Brown and Flinn had argued the day that Flinn died. At the soldiers’ mess hall in Fort Mackinac, Flinn sat down as Brown walked in with his rifle by his side. Then, a shot rang out, the bullet striking Flinn’s neck. He quickly bled to death.

No one in the room saw exactly what happened, but heads immediately turned to Brown and the smoking barrel of his gun. When Brown was arrested, he acknowledged that it was his gun that fired but maintained that the gun had fired accidentally, saying he never pulled the trigger. Even after the guilty verdict, Brown continued to plead his innocence, and many believed him—including territorial Governor Lewis Cass, who asked US President Andrew Jackson for a pardon.

Of course, Brown was not granted a pardon and later hung to death. According to many, his restless spirit still roams the island, imploring visitors to trust his innocence. 

Visitors to the fort and Rifle Range Road have reported hearing footsteps and the feeling of being watched. Some claim to have seen the apparition of a young soldier. 

5. The ghostly Grand Hotel

Human history on Mackinac Island dates more than 1000 years—far before European explorers landed there.

And as the island increasingly grew as a tourist destination, hotel construction crews became aware first-hand they were digging into sacred ground—a reminder of which came just a decade ago.

History holds that the Grand Hotel was a large-scale excavation of hundreds of human bones on a grave site.

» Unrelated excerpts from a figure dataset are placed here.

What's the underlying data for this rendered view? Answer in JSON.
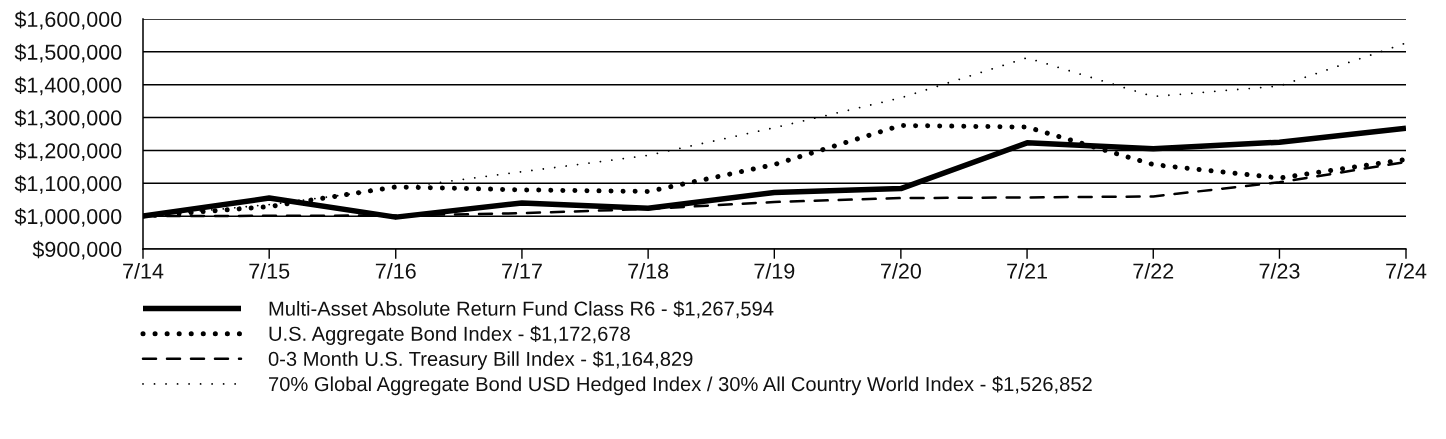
{
  "chart_data": {
    "type": "line",
    "x": [
      "2014-07",
      "2015-07",
      "2016-07",
      "2017-07",
      "2018-07",
      "2019-07",
      "2020-07",
      "2021-07",
      "2022-07",
      "2023-07",
      "2024-07"
    ],
    "series": [
      {
        "name": "Multi-Asset Absolute Return Fund Class R6 - $1,267,594",
        "color": "#000000",
        "line_style": "solid",
        "values": [
          1000000,
          1055000,
          997000,
          1040000,
          1024000,
          1072000,
          1084000,
          1223000,
          1205000,
          1225000,
          1267594
        ]
      },
      {
        "name": "U.S. Aggregate Bond Index - $1,172,678",
        "color": "#000000",
        "line_style": "dotted",
        "values": [
          1000000,
          1029000,
          1089000,
          1080000,
          1075000,
          1157000,
          1276000,
          1271000,
          1157000,
          1116000,
          1172678
        ]
      },
      {
        "name": "0-3 Month U.S. Treasury Bill Index - $1,164,829",
        "color": "#000000",
        "line_style": "dashed",
        "values": [
          1000000,
          1001000,
          1002000,
          1009000,
          1022000,
          1043000,
          1055000,
          1057000,
          1060000,
          1103000,
          1164829
        ]
      },
      {
        "name": "70% Global Aggregate Bond USD Hedged Index / 30% All Country World Index - $1,526,852",
        "color": "#000000",
        "line_style": "dotted",
        "values": [
          1000000,
          1035000,
          1085000,
          1135000,
          1185000,
          1269000,
          1360000,
          1482000,
          1364000,
          1396000,
          1526852
        ]
      }
    ],
    "xlim": [
      "2014-07",
      "2024-07"
    ],
    "xticks": [
      {
        "value": "2014-07",
        "label": "7/14"
      },
      {
        "value": "2015-07",
        "label": "7/15"
      },
      {
        "value": "2016-07",
        "label": "7/16"
      },
      {
        "value": "2017-07",
        "label": "7/17"
      },
      {
        "value": "2018-07",
        "label": "7/18"
      },
      {
        "value": "2019-07",
        "label": "7/19"
      },
      {
        "value": "2020-07",
        "label": "7/20"
      },
      {
        "value": "2021-07",
        "label": "7/21"
      },
      {
        "value": "2022-07",
        "label": "7/22"
      },
      {
        "value": "2023-07",
        "label": "7/23"
      },
      {
        "value": "2024-07",
        "label": "7/24"
      }
    ],
    "ylim": [
      900000,
      1600000
    ],
    "yticks": [
      {
        "value": 900000,
        "label": "$900,000"
      },
      {
        "value": 1000000,
        "label": "$1,000,000"
      },
      {
        "value": 1100000,
        "label": "$1,100,000"
      },
      {
        "value": 1200000,
        "label": "$1,200,000"
      },
      {
        "value": 1300000,
        "label": "$1,300,000"
      },
      {
        "value": 1400000,
        "label": "$1,400,000"
      },
      {
        "value": 1500000,
        "label": "$1,500,000"
      },
      {
        "value": 1600000,
        "label": "$1,600,000"
      }
    ],
    "grid": "y",
    "legend": "bottom"
  }
}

It’s something that even today doesn’t sit right with many visitors, or those who believe that the commercialization of the island has agitated resting spirits.  

Since the Grand opened in 1887, several suspicious deaths have occurred—including that of a hotel manager and former AFL leader Frank Martel.

Visitors have also reported several ghosts with eye-catching commonalities—a young woman in Victorian-era clothing and an elderly man with a top hat in the piano room, smoking a pungent cigar.